I stopped at my room for raincoat, gun, and flashlight. We went downstairs and climbed into a muddy car. Cotton drove. Vernon sat beside him. The rest of us sat in back. Rain beat on top and curtains, trickling in through cracks.
"A hell of a night to be chasing pipe dreams," the sheriff grumbled, trying to dodge a leak.
"Dick'd do a sight better minding his own business," Rolly agreed. "What's he got to do with what don't happen in Quesada?"
"If he'd take more care of what does happen there, he wouldn't have to worry about what's down the shore," Feeney said, and he and his deputy sniggered together.
Whatever point there was to this conversation was over my head. I asked:
"What's he up to?"
"Nothing," the sheriff told me. "You'll see that it's nothing, and, by God! I'm going to give him a piece of my mind. I don't know what's the matter with Vernon, paying any attention to him at all."

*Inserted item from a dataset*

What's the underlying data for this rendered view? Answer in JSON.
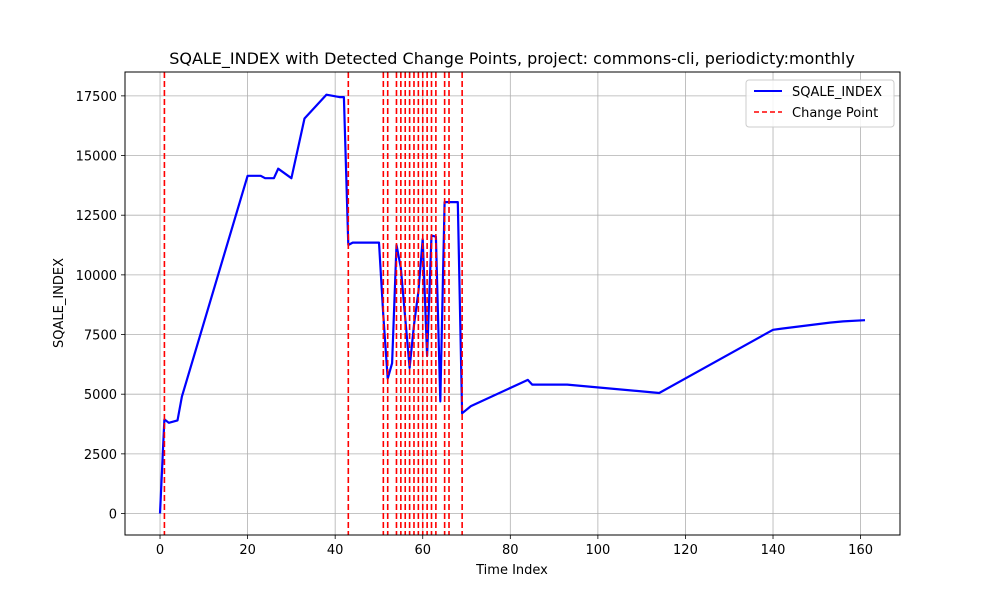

That didn't mean anything to me. I peeped out between curtains. Rain and darkness shut out the scenery, but I had an idea that we were beaded for some point on the East road. It was a rotten ride-wet, noisy, and bumpy. It ended in as dark, wet, and muddy a spot as any we had gone through.
Cotton switched off the lights and got out, the rest of us following, slipping and slopping in wet clay up to our ankles.

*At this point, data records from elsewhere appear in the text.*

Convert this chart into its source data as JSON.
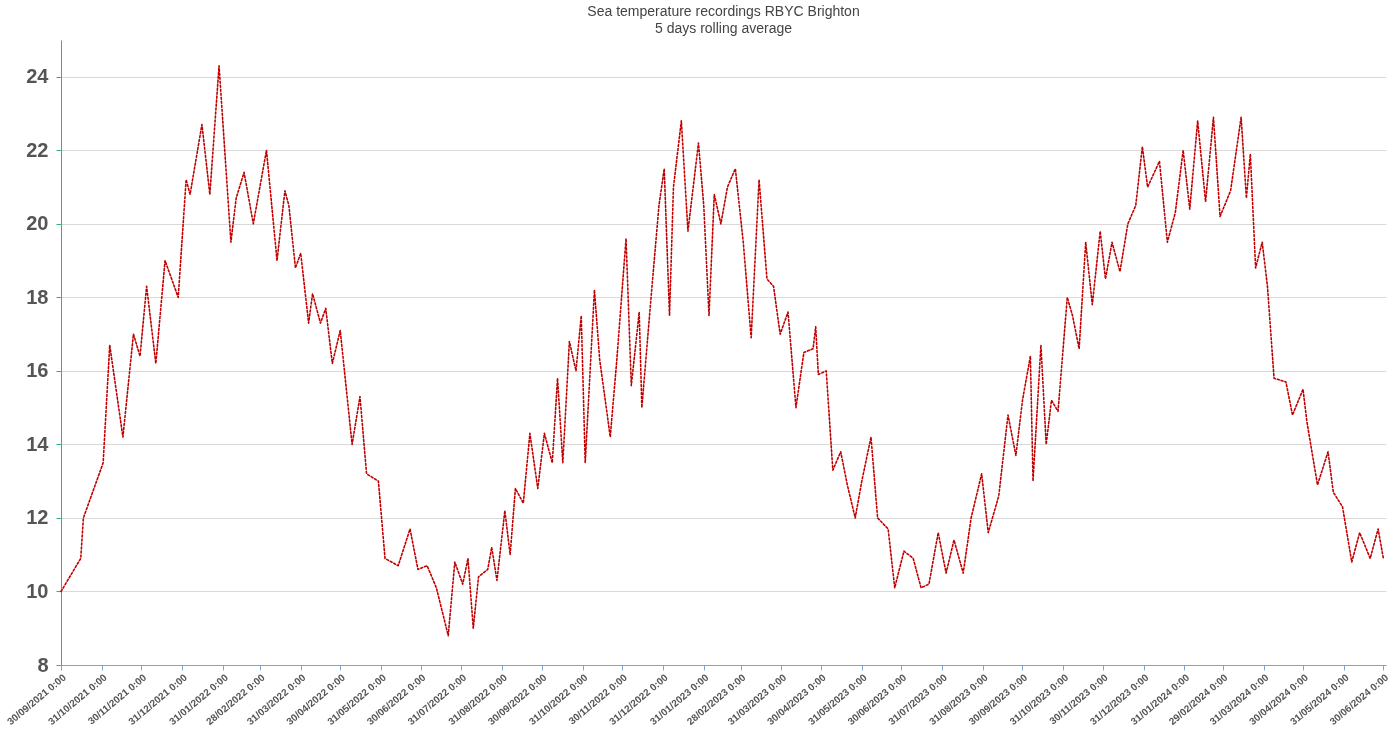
{
  "chart_data": {
    "type": "line",
    "title": "Sea temperature recordings RBYC Brighton",
    "subtitle": "5 days rolling average",
    "x": [
      "2021-09-30",
      "2021-10-15",
      "2021-10-17",
      "2021-11-01",
      "2021-11-06",
      "2021-11-16",
      "2021-11-24",
      "2021-11-29",
      "2021-12-04",
      "2021-12-11",
      "2021-12-18",
      "2021-12-28",
      "2022-01-03",
      "2022-01-06",
      "2022-01-15",
      "2022-01-21",
      "2022-01-28",
      "2022-02-06",
      "2022-02-10",
      "2022-02-16",
      "2022-02-23",
      "2022-03-05",
      "2022-03-13",
      "2022-03-19",
      "2022-03-22",
      "2022-03-27",
      "2022-03-31",
      "2022-04-06",
      "2022-04-09",
      "2022-04-15",
      "2022-04-19",
      "2022-04-24",
      "2022-04-30",
      "2022-05-09",
      "2022-05-15",
      "2022-05-20",
      "2022-05-29",
      "2022-06-03",
      "2022-06-13",
      "2022-06-22",
      "2022-06-28",
      "2022-07-05",
      "2022-07-12",
      "2022-07-21",
      "2022-07-26",
      "2022-08-01",
      "2022-08-05",
      "2022-08-09",
      "2022-08-13",
      "2022-08-20",
      "2022-08-23",
      "2022-08-27",
      "2022-09-02",
      "2022-09-06",
      "2022-09-10",
      "2022-09-16",
      "2022-09-21",
      "2022-09-27",
      "2022-10-02",
      "2022-10-08",
      "2022-10-12",
      "2022-10-16",
      "2022-10-21",
      "2022-10-26",
      "2022-10-30",
      "2022-11-02",
      "2022-11-09",
      "2022-11-13",
      "2022-11-18",
      "2022-11-21",
      "2022-11-26",
      "2022-12-03",
      "2022-12-07",
      "2022-12-13",
      "2022-12-15",
      "2022-12-22",
      "2022-12-28",
      "2023-01-01",
      "2023-01-05",
      "2023-01-08",
      "2023-01-14",
      "2023-01-19",
      "2023-01-27",
      "2023-01-31",
      "2023-02-04",
      "2023-02-08",
      "2023-02-13",
      "2023-02-18",
      "2023-02-24",
      "2023-03-02",
      "2023-03-08",
      "2023-03-14",
      "2023-03-20",
      "2023-03-25",
      "2023-03-30",
      "2023-04-05",
      "2023-04-11",
      "2023-04-17",
      "2023-04-24",
      "2023-04-26",
      "2023-04-28",
      "2023-05-04",
      "2023-05-09",
      "2023-05-15",
      "2023-05-20",
      "2023-05-26",
      "2023-05-31",
      "2023-06-07",
      "2023-06-12",
      "2023-06-20",
      "2023-06-25",
      "2023-07-02",
      "2023-07-09",
      "2023-07-15",
      "2023-07-21",
      "2023-07-28",
      "2023-08-03",
      "2023-08-09",
      "2023-08-16",
      "2023-08-22",
      "2023-08-30",
      "2023-09-04",
      "2023-09-12",
      "2023-09-19",
      "2023-09-25",
      "2023-09-30",
      "2023-10-06",
      "2023-10-08",
      "2023-10-14",
      "2023-10-18",
      "2023-10-22",
      "2023-10-27",
      "2023-11-03",
      "2023-11-07",
      "2023-11-12",
      "2023-11-17",
      "2023-11-22",
      "2023-11-28",
      "2023-12-02",
      "2023-12-07",
      "2023-12-13",
      "2023-12-19",
      "2023-12-25",
      "2023-12-30",
      "2024-01-03",
      "2024-01-12",
      "2024-01-18",
      "2024-01-24",
      "2024-01-30",
      "2024-02-04",
      "2024-02-10",
      "2024-02-16",
      "2024-02-22",
      "2024-02-27",
      "2024-03-06",
      "2024-03-14",
      "2024-03-18",
      "2024-03-21",
      "2024-03-25",
      "2024-03-30",
      "2024-04-03",
      "2024-04-08",
      "2024-04-17",
      "2024-04-22",
      "2024-04-30",
      "2024-05-03",
      "2024-05-11",
      "2024-05-19",
      "2024-05-23",
      "2024-05-30",
      "2024-06-06",
      "2024-06-12",
      "2024-06-20",
      "2024-06-26",
      "2024-06-30"
    ],
    "series": [
      {
        "color": "#c00000",
        "values": [
          10.0,
          10.9,
          12.0,
          13.5,
          16.7,
          14.2,
          17.0,
          16.4,
          18.3,
          16.2,
          19.0,
          18.0,
          21.2,
          20.8,
          22.7,
          20.8,
          24.3,
          19.5,
          20.7,
          21.4,
          20.0,
          22.0,
          19.0,
          20.9,
          20.5,
          18.8,
          19.2,
          17.3,
          18.1,
          17.3,
          17.7,
          16.2,
          17.1,
          14.0,
          15.3,
          13.2,
          13.0,
          10.9,
          10.7,
          11.7,
          10.6,
          10.7,
          10.1,
          8.8,
          10.8,
          10.2,
          10.9,
          9.0,
          10.4,
          10.6,
          11.2,
          10.3,
          12.2,
          11.0,
          12.8,
          12.4,
          14.3,
          12.8,
          14.3,
          13.5,
          15.8,
          13.5,
          16.8,
          16.0,
          17.5,
          13.5,
          18.2,
          16.3,
          15.0,
          14.2,
          16.3,
          19.6,
          15.6,
          17.6,
          15.0,
          18.0,
          20.5,
          21.5,
          17.5,
          21.0,
          22.8,
          19.8,
          22.2,
          20.5,
          17.5,
          20.8,
          20.0,
          21.0,
          21.5,
          19.5,
          16.9,
          21.2,
          18.5,
          18.3,
          17.0,
          17.6,
          15.0,
          16.5,
          16.6,
          17.2,
          15.9,
          16.0,
          13.3,
          13.8,
          12.9,
          12.0,
          13.0,
          14.2,
          12.0,
          11.7,
          10.1,
          11.1,
          10.9,
          10.1,
          10.2,
          11.6,
          10.5,
          11.4,
          10.5,
          12.0,
          13.2,
          11.6,
          12.6,
          14.8,
          13.7,
          15.2,
          16.4,
          13.0,
          16.7,
          14.0,
          15.2,
          14.9,
          18.0,
          17.5,
          16.6,
          19.5,
          17.8,
          19.8,
          18.5,
          19.5,
          18.7,
          20.0,
          20.5,
          22.1,
          21.0,
          21.7,
          19.5,
          20.3,
          22.0,
          20.4,
          22.8,
          20.6,
          22.9,
          20.2,
          20.9,
          22.9,
          20.7,
          21.9,
          18.8,
          19.5,
          18.3,
          15.8,
          15.7,
          14.8,
          15.5,
          14.6,
          12.9,
          13.8,
          12.7,
          12.3,
          10.8,
          11.6,
          10.9,
          11.7,
          10.9
        ]
      }
    ],
    "xlim": [
      "2021-09-30",
      "2024-07-02"
    ],
    "xticks": [
      {
        "value": "2021-09-30",
        "label": "30/09/2021 0:00"
      },
      {
        "value": "2021-10-31",
        "label": "31/10/2021 0:00"
      },
      {
        "value": "2021-11-30",
        "label": "30/11/2021 0:00"
      },
      {
        "value": "2021-12-31",
        "label": "31/12/2021 0:00"
      },
      {
        "value": "2022-01-31",
        "label": "31/01/2022 0:00"
      },
      {
        "value": "2022-02-28",
        "label": "28/02/2022 0:00"
      },
      {
        "value": "2022-03-31",
        "label": "31/03/2022 0:00"
      },
      {
        "value": "2022-04-30",
        "label": "30/04/2022 0:00"
      },
      {
        "value": "2022-05-31",
        "label": "31/05/2022 0:00"
      },
      {
        "value": "2022-06-30",
        "label": "30/06/2022 0:00"
      },
      {
        "value": "2022-07-31",
        "label": "31/07/2022 0:00"
      },
      {
        "value": "2022-08-31",
        "label": "31/08/2022 0:00"
      },
      {
        "value": "2022-09-30",
        "label": "30/09/2022 0:00"
      },
      {
        "value": "2022-10-31",
        "label": "31/10/2022 0:00"
      },
      {
        "value": "2022-11-30",
        "label": "30/11/2022 0:00"
      },
      {
        "value": "2022-12-31",
        "label": "31/12/2022 0:00"
      },
      {
        "value": "2023-01-31",
        "label": "31/01/2023 0:00"
      },
      {
        "value": "2023-02-28",
        "label": "28/02/2023 0:00"
      },
      {
        "value": "2023-03-31",
        "label": "31/03/2023 0:00"
      },
      {
        "value": "2023-04-30",
        "label": "30/04/2023 0:00"
      },
      {
        "value": "2023-05-31",
        "label": "31/05/2023 0:00"
      },
      {
        "value": "2023-06-30",
        "label": "30/06/2023 0:00"
      },
      {
        "value": "2023-07-31",
        "label": "31/07/2023 0:00"
      },
      {
        "value": "2023-08-31",
        "label": "31/08/2023 0:00"
      },
      {
        "value": "2023-09-30",
        "label": "30/09/2023 0:00"
      },
      {
        "value": "2023-10-31",
        "label": "31/10/2023 0:00"
      },
      {
        "value": "2023-11-30",
        "label": "30/11/2023 0:00"
      },
      {
        "value": "2023-12-31",
        "label": "31/12/2023 0:00"
      },
      {
        "value": "2024-01-31",
        "label": "31/01/2024 0:00"
      },
      {
        "value": "2024-02-29",
        "label": "29/02/2024 0:00"
      },
      {
        "value": "2024-03-31",
        "label": "31/03/2024 0:00"
      },
      {
        "value": "2024-04-30",
        "label": "30/04/2024 0:00"
      },
      {
        "value": "2024-05-31",
        "label": "31/05/2024 0:00"
      },
      {
        "value": "2024-06-30",
        "label": "30/06/2024 0:00"
      }
    ],
    "ylim": [
      8,
      25
    ],
    "yticks": [
      8,
      10,
      12,
      14,
      16,
      18,
      20,
      22,
      24
    ],
    "grid": "y",
    "line_style": "dotted",
    "marker": "none"
  }
}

"This is too damned much," the sheriff complained.
Vernon started to say something, but the marshal was walking away, down the road. We plodded after him, keeping together more by the sound of our feet squashing in the mud than by sight. It was black.
Presently we left the road, struggled over a high wire fence, and went on with less mud under our feet, but slippery grass. We climbed a hill. Wind blew rain down it into our faces. The sheriff was panting. I was sweating. We reached the top of the hill and went down its other side, with the rustle of sea-water on rocks ahead of us. Boulders began crowding grass out of our path as the descent got steeper. Once Cotton slipped to his knees, tripping Vernon, who saved himself by grabbing me. The sheriff's panting sounded like groaning now. We turned to the left, going along in single file, the surf close beside us. We turned to the left again, climbed a slope, and halted under a low shed without walls-a wooden roof propped on a dozen posts. Ahead of us a larger building made a black blot against the almost black sky.

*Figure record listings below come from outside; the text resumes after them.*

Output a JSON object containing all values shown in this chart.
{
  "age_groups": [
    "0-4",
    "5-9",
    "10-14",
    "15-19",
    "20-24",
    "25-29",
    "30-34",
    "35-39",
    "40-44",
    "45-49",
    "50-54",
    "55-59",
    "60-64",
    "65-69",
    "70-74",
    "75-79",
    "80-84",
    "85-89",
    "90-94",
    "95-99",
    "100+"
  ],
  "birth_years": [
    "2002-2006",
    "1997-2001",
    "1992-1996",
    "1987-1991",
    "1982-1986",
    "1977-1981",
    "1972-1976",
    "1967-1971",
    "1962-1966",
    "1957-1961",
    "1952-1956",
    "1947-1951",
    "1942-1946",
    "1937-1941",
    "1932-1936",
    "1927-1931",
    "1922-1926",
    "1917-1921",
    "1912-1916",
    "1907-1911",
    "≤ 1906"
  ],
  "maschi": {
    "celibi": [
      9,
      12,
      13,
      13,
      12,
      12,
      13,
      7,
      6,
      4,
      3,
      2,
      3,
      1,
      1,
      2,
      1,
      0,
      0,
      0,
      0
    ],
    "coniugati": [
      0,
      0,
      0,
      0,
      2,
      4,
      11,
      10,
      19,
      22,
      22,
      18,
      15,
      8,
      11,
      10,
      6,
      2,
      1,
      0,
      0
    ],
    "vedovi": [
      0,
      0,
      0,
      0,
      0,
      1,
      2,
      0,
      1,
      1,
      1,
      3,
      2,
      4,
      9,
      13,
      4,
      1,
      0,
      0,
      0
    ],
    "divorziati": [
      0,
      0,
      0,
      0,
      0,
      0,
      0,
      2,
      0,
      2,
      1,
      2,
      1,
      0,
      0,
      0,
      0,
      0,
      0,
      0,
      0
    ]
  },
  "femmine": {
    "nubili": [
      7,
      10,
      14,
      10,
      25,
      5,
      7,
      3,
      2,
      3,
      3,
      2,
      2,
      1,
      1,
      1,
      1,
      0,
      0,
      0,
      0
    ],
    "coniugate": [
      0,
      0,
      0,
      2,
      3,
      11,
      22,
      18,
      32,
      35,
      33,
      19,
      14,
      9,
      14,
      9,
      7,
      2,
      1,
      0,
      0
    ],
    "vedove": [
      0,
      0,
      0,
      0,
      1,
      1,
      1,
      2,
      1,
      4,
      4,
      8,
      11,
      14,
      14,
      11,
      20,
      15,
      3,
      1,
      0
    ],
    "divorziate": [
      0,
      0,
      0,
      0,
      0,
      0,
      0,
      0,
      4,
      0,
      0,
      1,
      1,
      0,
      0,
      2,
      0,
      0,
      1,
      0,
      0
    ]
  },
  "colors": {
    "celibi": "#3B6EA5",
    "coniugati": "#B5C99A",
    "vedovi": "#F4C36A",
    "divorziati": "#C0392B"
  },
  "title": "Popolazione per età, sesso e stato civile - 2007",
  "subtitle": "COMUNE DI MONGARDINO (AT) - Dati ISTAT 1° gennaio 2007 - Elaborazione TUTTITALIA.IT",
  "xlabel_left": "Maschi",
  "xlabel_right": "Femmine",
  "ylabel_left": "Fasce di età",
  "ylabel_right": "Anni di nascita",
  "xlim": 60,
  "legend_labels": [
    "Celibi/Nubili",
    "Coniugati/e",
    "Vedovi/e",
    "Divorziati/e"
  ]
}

Cotton whispered: "Wait till I see if his car's here."
He went away. The sheriff blew out his breath and grunted: "Damn such a expedition!" Rolly sighed.
The marshal returned jubilant.
"It ain't there, so he ain't here," he said. "Come on, it'll get us out of the wet anyways."
We followed him up a muddy path between bushes to the black house, up on its back porch. We stood there while he got a window open, climbed through, and unlocked the door. Our flashlights, used for the first time now, showed us a small neat kitchen. We went in, muddying the floor.